3 (6-inch) corn tortillas, cut into 1/4-inch strips
6 tablespoons low-fat sour cream
6 tablespoons minced fresh onion
6 lime wedges
How to Make It
To prepare soup, sort and wash beans; place in a large Dutch oven. Cover with water to 2 inches above beans; bring to a boil, and cook 2 minutes. Remove from heat; cover and let stand 1 hour. Drain.

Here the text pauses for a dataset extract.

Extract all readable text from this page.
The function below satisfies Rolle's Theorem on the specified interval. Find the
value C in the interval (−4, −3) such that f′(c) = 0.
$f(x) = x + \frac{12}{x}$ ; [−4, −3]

Cook the bacon in pan over medium heat until crisp. Remove the bacon from pan. Add chopped onion, thyme, garlic, and bay leaves to bacon drippings in pan; sauté for 4 minutes. Add beans, bacon, Chicken Stock, and 3 cups water to pan. Bring to a boil; reduce heat, and simmer 1 1/2 hours, stirring occasionally. Add salt, and simmer for 30 minutes or until beans are tender. Discard bay leaves. Place half of bean mixture in a blender or food processor, and process until smooth. Pour bean puree into a large bowl. Repeat procedure with remaining bean mixture. Add to bowl.
Preheat oven to 350°.
To prepare toppings, place the tortilla strips in a single layer on a jelly-roll pan. Bake at 350° for 12 minutes or until tortilla strips are toasted.
Ladle soup into each of 6 bowls, and top with tortilla strips, sour cream, and minced onion. Serve with lime wedges.